Growth of subaqueous sand dunes commonly causes shoaling in engineered river channels that necessitates costly dredging to maintain adequate depths for navigation. The factors that result in sand wave growth are theoretically understood from laboratory experiments, but the capacity to predict sand wave geometries in field settings is limited due to temporal and spatial variability in hydrodynamics and sediment grain size. Detailed measurements of sand wave geometries, hydrodynamics, and grain size are therefore needed to test and improve numerical models and inform efficient management strategies in navigation channels.
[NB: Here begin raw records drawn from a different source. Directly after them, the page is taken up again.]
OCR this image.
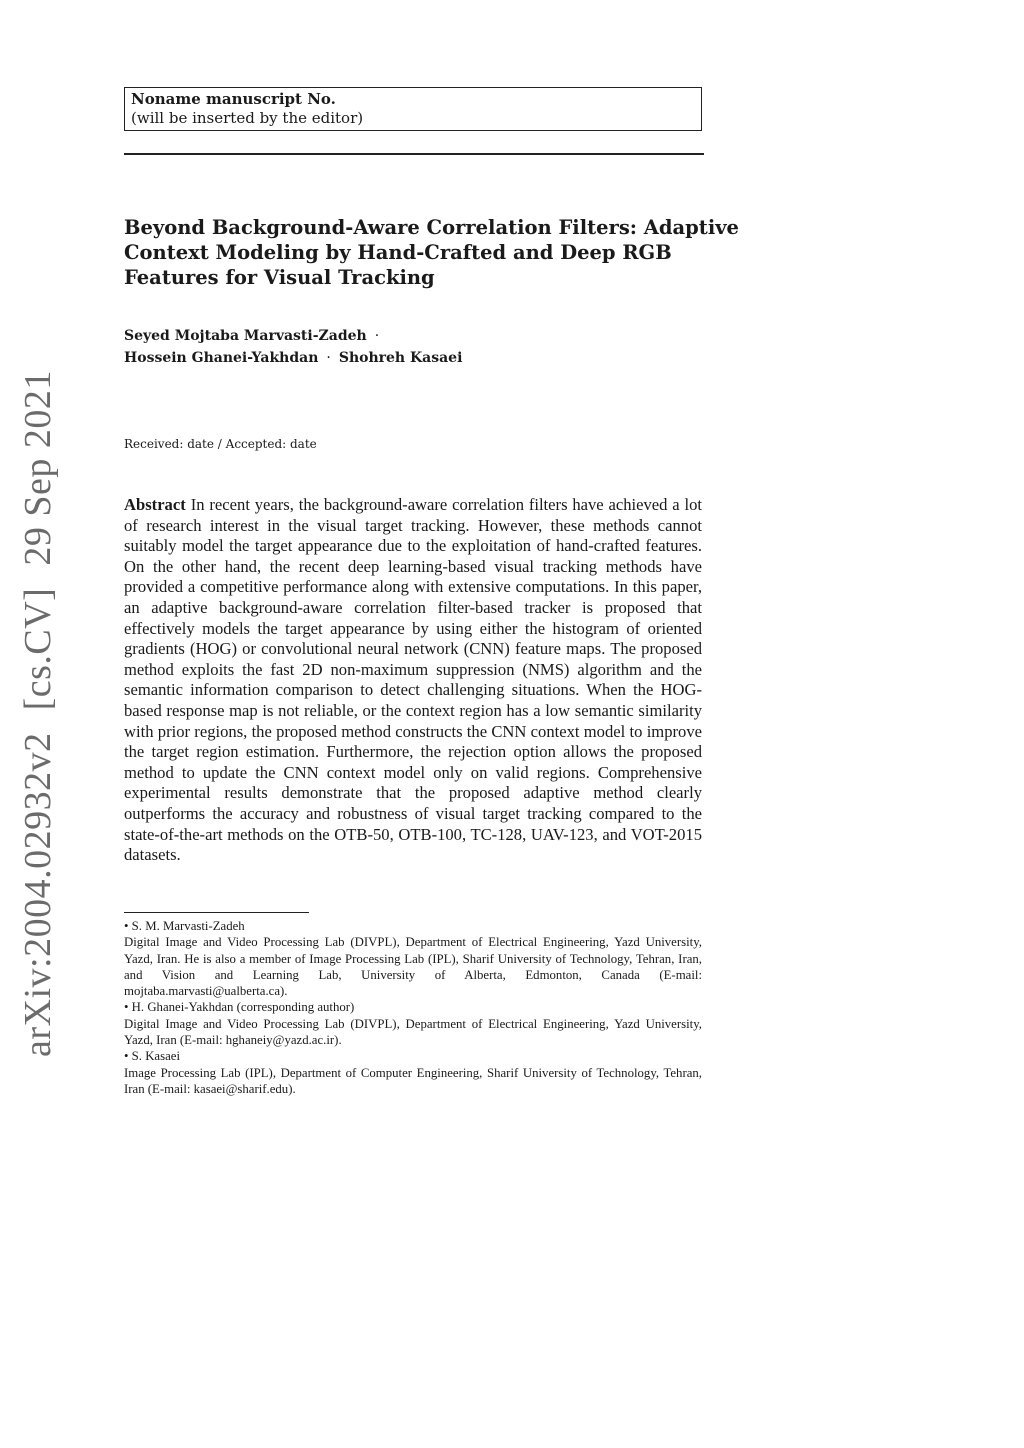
Noname manuscript No.
(will be inserted by the editor)
Beyond Background-Aware Correlation Filters: Adaptive
Context Modeling by Hand-Crafted and Deep RGB
Features for Visual Tracking
Seyed Mojtaba Marvasti-Zadeh ·
Hossein Ghanei-Yakhdan · Shohreh Kasaei
Received: date / Accepted: date

Abstract In recent years, the background-aware correlation filters have achieved a lot of research interest in the visual target tracking. However, these methods cannot suitably model the target appearance due to the exploitation of hand-crafted features. On the other hand, the recent deep learning-based visual tracking methods have provided a competitive performance along with extensive computations. In this paper, an adaptive background-aware correlation filter-based tracker is proposed that effectively models the target appearance by using either the histogram of oriented gradients (HOG) or convolutional neural network (CNN) feature maps. The proposed method exploits the fast 2D non-maximum suppression (NMS) algorithm and the semantic information comparison to detect challenging situations. When the HOG-based response map is not reliable, or the context region has a low semantic similarity with prior regions, the proposed method constructs the CNN context model to improve the target region estimation. Furthermore, the rejection option allows the proposed method to update the CNN context model only on valid regions. Comprehensive experimental results demonstrate that the proposed adaptive method clearly outperforms the accuracy and robustness of visual target tracking compared to the state-of-the-art methods on the OTB-50, OTB-100, TC-128, UAV-123, and VOT-2015 datasets.

• S. M. Marvasti-Zadeh
Digital Image and Video Processing Lab (DIVPL), Department of Electrical Engineering, Yazd University, Yazd, Iran. He is also a member of Image Processing Lab (IPL), Sharif University of Technology, Tehran, Iran, and Vision and Learning Lab, University of Alberta, Edmonton, Canada (E-mail: mojtaba.marvasti@ualberta.ca).
• H. Ghanei-Yakhdan (corresponding author)
Digital Image and Video Processing Lab (DIVPL), Department of Electrical Engineering, Yazd University, Yazd, Iran (E-mail: hghaneiy@yazd.ac.ir).
• S. Kasaei
Image Processing Lab (IPL), Department of Computer Engineering, Sharif University of Technology, Tehran, Iran (E-mail: kasaei@sharif.edu).
arXiv:2004.02932v2[cs.CV]29 Sep 2021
This data release presents surface sediment grain size distributions, bathymetry and seafloor acoustic backscatter, and water velocity data acquired at four sites with subaqueous sand dunes in the lower Columbia River, Washington and Oregon, between June 5 and June 9, 2021. The four sites (SKM, SLG, LDB, and WLW) were located between 65 km and 127 km upstream from the ocean inlet along a gradient of relative tidal and fluvial influence. The survey was performed during peak annual river discharge when sediment transport processes were likely active. Between 248 and 427 digital images were collected at each site with an underwater camera system that was repeatedly lowered to the seabed along a series of 1 km-long transects oriented along the main navigation channel and spaced about 60 m apart. The grain size distributions of the seabed images were estimated using an automated image processing technique and tested with observed grain size distributions derived from manual measurements on a subset of 16 images. Swath bathymetry and seafloor acoustic backscatter data were collected repeatedly at each site using a 234.5 kHz phase-differencing sidescan sonar to characterize sand wave geometry and bathymetric change resulting from sand wave migration. Current velocity data were collected from an underway survey vessel equipped with a downward looking 600 kHz ADCP along transects oriented both along- and across the main navigation channel. Combined, these data provide a comprehensive characterization of mobile subaqueous sand dunes that can be used to improve predictions of dune growth in complicated field settings and inform efficient sediment management practices in the lower Columbia River.